I’m watching a guy on tv who makes a living simply by having opinions about hockey wondering which one of us is the bigger pile of shit.
It’ll be a cold day in hell. Cloudy in purgatory, with a slight chance of rain. And clear skies up in heaven. Now over to Jim with sports.
It is not stealing if you walk into a place and do not know where you are or what is happening and just take whatever food you can carry because it is the only thing that makes sense in that moment.
I am a bear.
Sometimes a walk down memory lane is more of a blind, panicked sprint complete with windmill arms.
Him: Take off your socks. They don’t belong in bed.
Me: My socks are off, though.
Him: I meant the sock puppets on your hands.
Right sock puppet: Well, you’re no fun.
Left sock puppet: *blows raspberries*
i like to buy frozen diced onions…gives me extra time to cry about other things while i cook
Autocorrect changed ‘flash’ to ‘flask’.
Why yes, I’ll have one flask flood emergency.

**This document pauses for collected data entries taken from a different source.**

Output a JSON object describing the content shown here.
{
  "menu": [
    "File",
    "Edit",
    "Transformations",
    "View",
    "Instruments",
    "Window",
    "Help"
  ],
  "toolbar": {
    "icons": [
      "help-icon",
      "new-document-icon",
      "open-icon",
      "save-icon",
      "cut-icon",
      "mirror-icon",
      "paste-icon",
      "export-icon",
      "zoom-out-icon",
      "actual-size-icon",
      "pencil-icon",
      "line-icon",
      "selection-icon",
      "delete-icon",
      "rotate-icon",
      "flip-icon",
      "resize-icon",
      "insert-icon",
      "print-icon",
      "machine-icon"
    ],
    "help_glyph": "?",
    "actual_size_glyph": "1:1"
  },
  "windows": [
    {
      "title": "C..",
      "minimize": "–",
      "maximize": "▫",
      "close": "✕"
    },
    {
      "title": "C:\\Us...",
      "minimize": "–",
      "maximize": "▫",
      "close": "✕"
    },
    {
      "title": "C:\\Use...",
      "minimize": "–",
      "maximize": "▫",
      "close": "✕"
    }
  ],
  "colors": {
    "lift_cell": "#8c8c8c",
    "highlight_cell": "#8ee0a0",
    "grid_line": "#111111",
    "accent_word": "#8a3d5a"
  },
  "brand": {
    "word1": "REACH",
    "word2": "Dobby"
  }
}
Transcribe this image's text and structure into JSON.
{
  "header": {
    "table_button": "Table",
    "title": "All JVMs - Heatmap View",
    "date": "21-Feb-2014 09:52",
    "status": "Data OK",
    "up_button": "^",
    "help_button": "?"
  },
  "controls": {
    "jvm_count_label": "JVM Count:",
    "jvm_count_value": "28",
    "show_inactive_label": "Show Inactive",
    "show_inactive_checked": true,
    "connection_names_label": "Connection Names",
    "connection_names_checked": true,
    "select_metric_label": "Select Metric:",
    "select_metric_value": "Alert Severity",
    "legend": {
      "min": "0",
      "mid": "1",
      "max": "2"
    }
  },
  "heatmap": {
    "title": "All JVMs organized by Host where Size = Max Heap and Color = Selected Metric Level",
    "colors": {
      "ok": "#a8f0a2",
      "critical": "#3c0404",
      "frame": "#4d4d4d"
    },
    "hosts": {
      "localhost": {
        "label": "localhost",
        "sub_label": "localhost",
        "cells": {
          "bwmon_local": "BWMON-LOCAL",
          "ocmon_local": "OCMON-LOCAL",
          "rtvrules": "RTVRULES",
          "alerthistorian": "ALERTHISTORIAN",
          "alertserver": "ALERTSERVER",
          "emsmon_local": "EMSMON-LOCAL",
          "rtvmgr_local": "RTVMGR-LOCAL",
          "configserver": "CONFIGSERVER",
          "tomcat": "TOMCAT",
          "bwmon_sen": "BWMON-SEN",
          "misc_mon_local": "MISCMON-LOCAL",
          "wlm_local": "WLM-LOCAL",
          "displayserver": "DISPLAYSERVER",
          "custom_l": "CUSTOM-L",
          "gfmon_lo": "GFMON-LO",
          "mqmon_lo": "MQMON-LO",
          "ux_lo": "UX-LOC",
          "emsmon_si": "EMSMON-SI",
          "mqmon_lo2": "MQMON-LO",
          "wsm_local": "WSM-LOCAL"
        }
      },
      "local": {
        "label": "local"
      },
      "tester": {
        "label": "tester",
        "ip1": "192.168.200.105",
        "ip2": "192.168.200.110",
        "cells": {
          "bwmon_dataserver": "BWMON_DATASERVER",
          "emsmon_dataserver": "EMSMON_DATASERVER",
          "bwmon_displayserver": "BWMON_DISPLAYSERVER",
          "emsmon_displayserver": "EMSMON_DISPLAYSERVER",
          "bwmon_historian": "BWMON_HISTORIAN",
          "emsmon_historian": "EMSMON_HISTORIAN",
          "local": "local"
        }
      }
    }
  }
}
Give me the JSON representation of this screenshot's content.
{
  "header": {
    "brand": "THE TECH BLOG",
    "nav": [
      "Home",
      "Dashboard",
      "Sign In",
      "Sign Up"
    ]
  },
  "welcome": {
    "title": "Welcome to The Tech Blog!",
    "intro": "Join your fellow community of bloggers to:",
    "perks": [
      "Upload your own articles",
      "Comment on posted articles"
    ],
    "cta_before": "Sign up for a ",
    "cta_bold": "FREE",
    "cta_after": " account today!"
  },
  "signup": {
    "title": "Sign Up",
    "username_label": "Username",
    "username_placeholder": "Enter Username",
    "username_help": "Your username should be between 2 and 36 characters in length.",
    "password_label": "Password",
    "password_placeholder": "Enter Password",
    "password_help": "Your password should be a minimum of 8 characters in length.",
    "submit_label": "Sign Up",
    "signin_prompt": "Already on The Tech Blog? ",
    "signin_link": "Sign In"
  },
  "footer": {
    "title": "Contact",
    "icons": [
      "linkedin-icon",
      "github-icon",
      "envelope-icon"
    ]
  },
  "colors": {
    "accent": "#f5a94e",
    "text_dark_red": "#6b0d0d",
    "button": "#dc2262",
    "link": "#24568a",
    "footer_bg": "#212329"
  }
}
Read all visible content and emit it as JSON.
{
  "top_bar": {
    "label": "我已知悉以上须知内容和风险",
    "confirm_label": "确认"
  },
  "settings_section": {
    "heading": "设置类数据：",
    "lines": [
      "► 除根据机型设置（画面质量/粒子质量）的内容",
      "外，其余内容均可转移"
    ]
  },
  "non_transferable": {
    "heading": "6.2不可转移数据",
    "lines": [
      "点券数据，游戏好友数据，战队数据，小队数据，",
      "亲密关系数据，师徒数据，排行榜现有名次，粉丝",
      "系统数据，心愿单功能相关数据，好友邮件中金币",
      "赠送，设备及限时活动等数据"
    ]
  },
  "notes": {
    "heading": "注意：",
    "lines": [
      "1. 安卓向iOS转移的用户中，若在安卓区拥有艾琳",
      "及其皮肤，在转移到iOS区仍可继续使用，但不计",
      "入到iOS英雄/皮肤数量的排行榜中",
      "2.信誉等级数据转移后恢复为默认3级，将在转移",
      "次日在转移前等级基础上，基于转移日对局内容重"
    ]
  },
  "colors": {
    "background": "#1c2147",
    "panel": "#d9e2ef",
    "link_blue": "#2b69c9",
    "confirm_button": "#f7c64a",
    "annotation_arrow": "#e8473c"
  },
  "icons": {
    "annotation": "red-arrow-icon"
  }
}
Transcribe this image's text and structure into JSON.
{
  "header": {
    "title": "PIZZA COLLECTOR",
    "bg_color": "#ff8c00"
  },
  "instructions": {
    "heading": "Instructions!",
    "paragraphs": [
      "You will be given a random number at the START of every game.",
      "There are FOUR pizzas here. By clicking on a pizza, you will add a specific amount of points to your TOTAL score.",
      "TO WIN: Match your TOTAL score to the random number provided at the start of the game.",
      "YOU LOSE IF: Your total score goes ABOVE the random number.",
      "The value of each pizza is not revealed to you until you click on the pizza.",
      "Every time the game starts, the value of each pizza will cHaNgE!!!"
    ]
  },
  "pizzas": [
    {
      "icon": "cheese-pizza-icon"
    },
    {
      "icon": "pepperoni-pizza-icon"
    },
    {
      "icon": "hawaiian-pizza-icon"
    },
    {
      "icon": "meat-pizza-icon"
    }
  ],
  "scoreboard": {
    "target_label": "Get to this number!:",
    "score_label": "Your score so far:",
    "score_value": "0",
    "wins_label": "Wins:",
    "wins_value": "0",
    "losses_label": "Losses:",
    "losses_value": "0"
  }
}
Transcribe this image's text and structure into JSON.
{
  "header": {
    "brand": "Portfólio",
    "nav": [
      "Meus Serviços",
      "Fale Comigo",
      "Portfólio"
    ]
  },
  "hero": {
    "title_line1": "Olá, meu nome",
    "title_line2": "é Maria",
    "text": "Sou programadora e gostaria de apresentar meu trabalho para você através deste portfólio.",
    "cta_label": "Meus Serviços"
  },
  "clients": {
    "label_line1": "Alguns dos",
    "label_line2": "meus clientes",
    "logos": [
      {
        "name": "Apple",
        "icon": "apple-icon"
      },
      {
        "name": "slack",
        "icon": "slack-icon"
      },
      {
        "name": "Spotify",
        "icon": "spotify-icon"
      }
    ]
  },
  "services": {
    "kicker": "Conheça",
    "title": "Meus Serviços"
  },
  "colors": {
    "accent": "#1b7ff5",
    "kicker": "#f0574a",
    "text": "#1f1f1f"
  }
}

[First day as a Scientist]
Boss: We need some petrified wood
Me: *Tells ghost stories to a tree*
[2nd time at girls house]
“where’s your dog?”
Oh he isn’t mine. I was dog sitting
[makes text alert sound w mouth] “Its work. I gotta go”
if my phone is so smart it should be able to tell i’m not trying to screenshot my alarm
The egg whites carton in my fridge looked like the creamer carton and now I have omelette coffee.